Hello!
Has this ever happened to you? Somewhere between $30M and $80M ARR, conversion rates start declining while pipeline volume keeps growing.
Marketing generates more MQLs. Sales closes more deals. Revenue still increases. But the “efficiency” of the entire system is deteriorating and it slowly progresses until the problem is deeply embedded.
Industry data shows the average B2B company loses 80-85% of MQLs before they become SQLs. Most teams convert at 15-20%. Top performers hit 25-35%. That 10-15 point gap isn't a sales execution problem or a lead quality problem, it stems from an architecture built at a time when the company grew on founder connections and leveraging early momentum.
What Leadership Gets Wrong
When growth decelerates, the typical response is predictable:
"We need more pipeline"
It’s a favorite refrain of CRO’s and CEO"‘s. increase marketing spend, add headcount, run more campaigns. Pipeline volume goes up. Conversion rates stay flat. The quality problem gets buried under the volume problem.
"Sales execution is the issue"
Solutions jump to more enablement, tighter forecasting, pressure on quota attainment. Performance improves marginally. But buyers are still confused about differentiation, the wrong accounts keep entering the pipeline, and sales compensates for upstream GTM failures.
"Marketing needs to scale faster"
Solutions jump to “more” - more campaigns, more tools, more dashboards. Execution excellence inside a broken system just scales the problem.
The real issue? The GTM architecture that worked at $10M ARR is still running at $50M ARR. Execution improved while the system underneath it didn’t change.
The Three Systems That Break First
1. ICP Drift
Early on, everyone was aligned. The ICP was clear because the founder sold the first 10 deals.
Then the company scaled. Sales started chasing enterprise deals that didn't fit the ICP because the ACV was 3x average. Marketing launched campaigns targeting a different segment because the data looked promising. A new product line opened up a different buyer profile that no one explicitly added to the ICP.
Within 18 months, sales is targeting one profile, marketing is targeting another, and no one has revisited whether the original ICP even reflects who's actually buying anymore.
Result: inconsistent win rates, longer sales cycles, and finger-pointing about lead quality.
2. Positioning Decay
Most positioning gets locked in at product-market fit and never refreshed—even though the customer, the problem, and the competitive landscape have all changed.
You're still selling to the customer you had two years ago. Your website still addresses their old problem. Your messaging hasn't evolved with your product.
The fix isn't a brand refresh. It's re-interviewing your last 20 customers and asking: What were they actually trying to solve? What did they try before you? What almost made them choose a competitor?
The answers are usually different than what's on your website.
3. Goal Breakdown
Marketing and sales operate as separate functions with separate goals. And, you’re not off the hook for this is you say well we all have $X revenue as the goal.

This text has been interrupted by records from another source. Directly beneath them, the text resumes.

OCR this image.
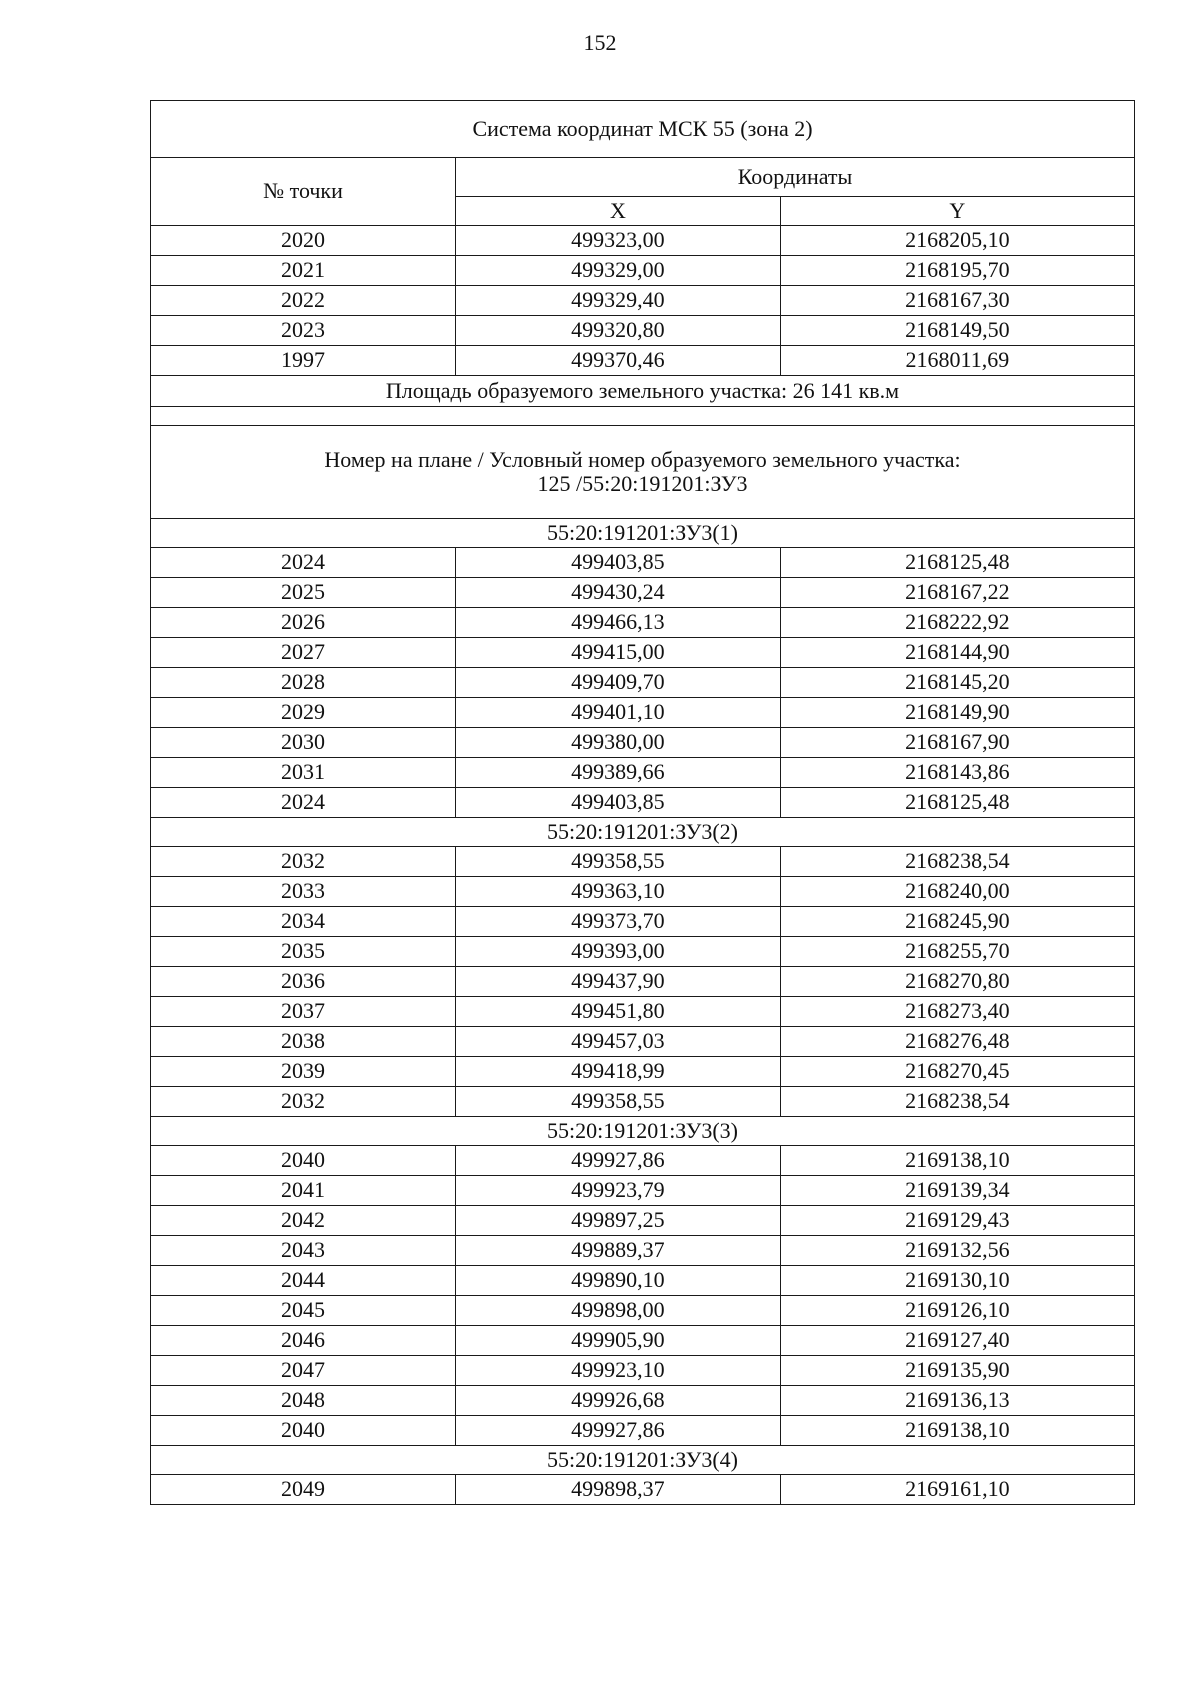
152
Система координат МСК 55 (зона 2)		
№ точки	Координаты	
	X	Y
2020	499323,00	2168205,10
2021	499329,00	2168195,70
2022	499329,40	2168167,30
2023	499320,80	2168149,50
1997	499370,46	2168011,69
Площадь образуемого земельного участка: 26 141 кв.м		

Номер на плане / Условный номер образуемого земельного участка:
125 /55:20:191201:ЗУ3		

55:20:191201:ЗУ3(1)		
2024	499403,85	2168125,48
2025	499430,24	2168167,22
2026	499466,13	2168222,92
2027	499415,00	2168144,90
2028	499409,70	2168145,20
2029	499401,10	2168149,90
2030	499380,00	2168167,90
2031	499389,66	2168143,86
2024	499403,85	2168125,48
55:20:191201:ЗУ3(2)		
2032	499358,55	2168238,54
2033	499363,10	2168240,00
2034	499373,70	2168245,90
2035	499393,00	2168255,70
2036	499437,90	2168270,80
2037	499451,80	2168273,40
2038	499457,03	2168276,48
2039	499418,99	2168270,45
2032	499358,55	2168238,54
55:20:191201:ЗУ3(3)		
2040	499927,86	2169138,10
2041	499923,79	2169139,34
2042	499897,25	2169129,43
2043	499889,37	2169132,56
2044	499890,10	2169130,10
2045	499898,00	2169126,10
2046	499905,90	2169127,40
2047	499923,10	2169135,90
2048	499926,68	2169136,13
2040	499927,86	2169138,10
55:20:191201:ЗУ3(4)		
2049	499898,37	2169161,10
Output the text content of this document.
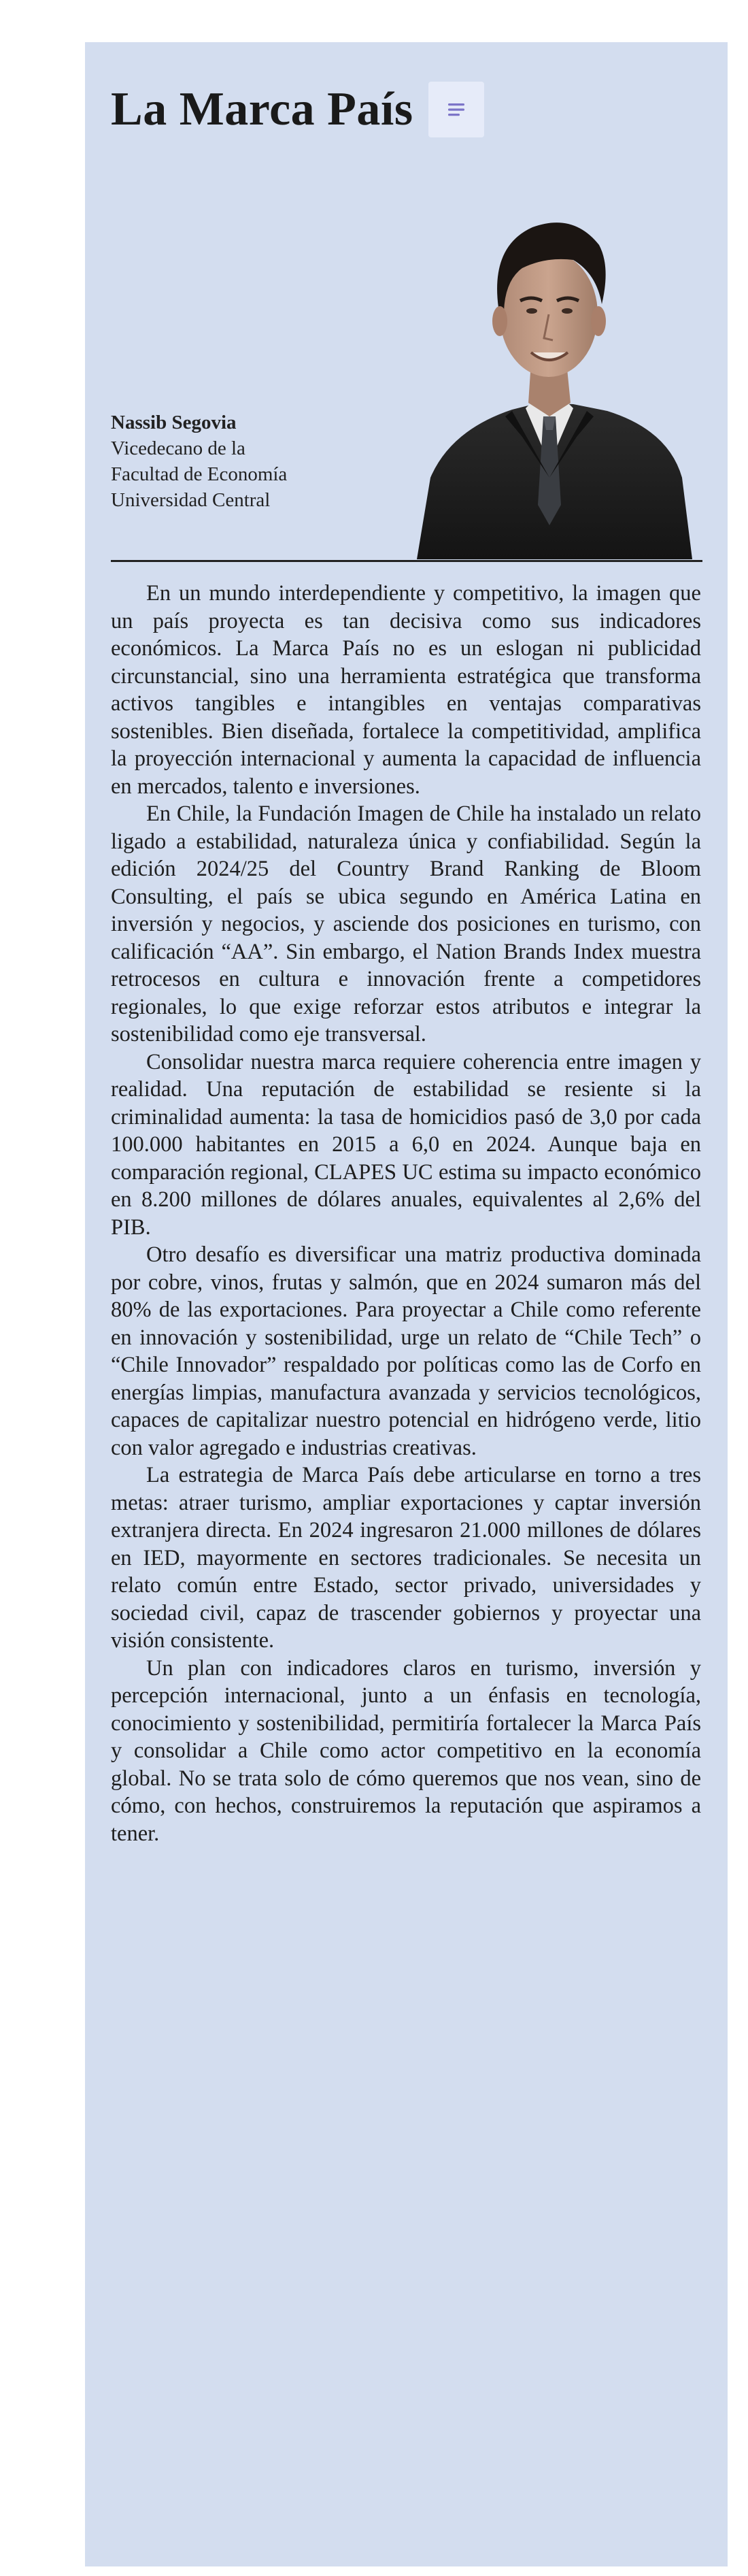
La Marca País
Nassib Segovia
Vicedecano de la
Facultad de Economía
Universidad Central

En un mundo interdependiente y competitivo, la imagen que un país proyecta es tan decisiva como sus indicadores económicos. La Marca País no es un eslogan ni publicidad circunstancial, sino una herramienta estratégica que transforma activos tangibles e intangibles en ventajas comparativas sostenibles. Bien diseñada, fortalece la competitividad, amplifica la proyección internacional y aumenta la capacidad de influencia en mercados, talento e inversiones.

En Chile, la Fundación Imagen de Chile ha instalado un relato ligado a estabilidad, naturaleza única y confiabilidad. Según la edición 2024/25 del Country Brand Ranking de Bloom Consulting, el país se ubica segundo en América Latina en inversión y negocios, y asciende dos posiciones en turismo, con calificación “AA”. Sin embargo, el Nation Brands Index muestra retrocesos en cultura e innovación frente a competidores regionales, lo que exige reforzar estos atributos e integrar la sostenibilidad como eje transversal.

Consolidar nuestra marca requiere coherencia entre imagen y realidad. Una reputación de estabilidad se resiente si la criminalidad aumenta: la tasa de homicidios pasó de 3,0 por cada 100.000 habitantes en 2015 a 6,0 en 2024. Aunque baja en comparación regional, CLAPES UC estima su impacto económico en 8.200 millones de dólares anuales, equivalentes al 2,6% del PIB.

Otro desafío es diversificar una matriz productiva dominada por cobre, vinos, frutas y salmón, que en 2024 sumaron más del 80% de las exportaciones. Para proyectar a Chile como referente en innovación y sostenibilidad, urge un relato de “Chile Tech” o “Chile Innovador” respaldado por políticas como las de Corfo en energías limpias, manufactura avanzada y servicios tecnológicos, capaces de capitalizar nuestro potencial en hidrógeno verde, litio con valor agregado e industrias creativas.

La estrategia de Marca País debe articularse en torno a tres metas: atraer turismo, ampliar exportaciones y captar inversión extranjera directa. En 2024 ingresaron 21.000 millones de dólares en IED, mayormente en sectores tradicionales. Se necesita un relato común entre Estado, sector privado, universidades y sociedad civil, capaz de trascender gobiernos y proyectar una visión consistente.

Un plan con indicadores claros en turismo, inversión y percepción internacional, junto a un énfasis en tecnología, conocimiento y sostenibilidad, permitiría fortalecer la Marca País y consolidar a Chile como actor competitivo en la economía global. No se trata solo de cómo queremos que nos vean, sino de cómo, con hechos, construiremos la reputación que aspiramos a tener.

Because the CEO still ends up refereeing: "Marketing says the leads are good, sales isn't working them. Sales says the leads are garbage, marketing doesn't understand the buyer."
What's actually missing: one owner accountable for GTM alignment. Not execution -that can split between functions. But the strategy that keeps them aligned: the ICP, the messaging, the qualification criteria. It needs one owner.
Without that, you don't have one GTM motion. You have two teams executing their own interpretations.
What Actually Unlocks Growth
The breakthrough doesn't come from doing more. It comes from redesigning the system for the stage you're in.
Re-clarify your ICP. Get the entire GTM team realigned on who you're actually built to serve, and have the discipline to say no to everything else.
Refresh your positioning. Interview recent customers. Update your narrative based on what they're actually solving, not what you think they should be solving.
Fix the funnel architecture. Assign one owner for GTM alignment. Define shared qualification criteria. Create a single source of truth for what "good" looks like.
Growth stalls often happen while revenue is still increasing. The warning signs show up in efficiency metrics: conversion rates, sales cycle length, and CAC payback long before they show up in the headline number.
Most growth stalls aren't marketing problems or sales problems alone. They're architecture problems that need a clear owner.
Fix the system. The execution will follow.
That’s all for this week. Happy Marketing! Thanks for being a subscriber to The Shortlist.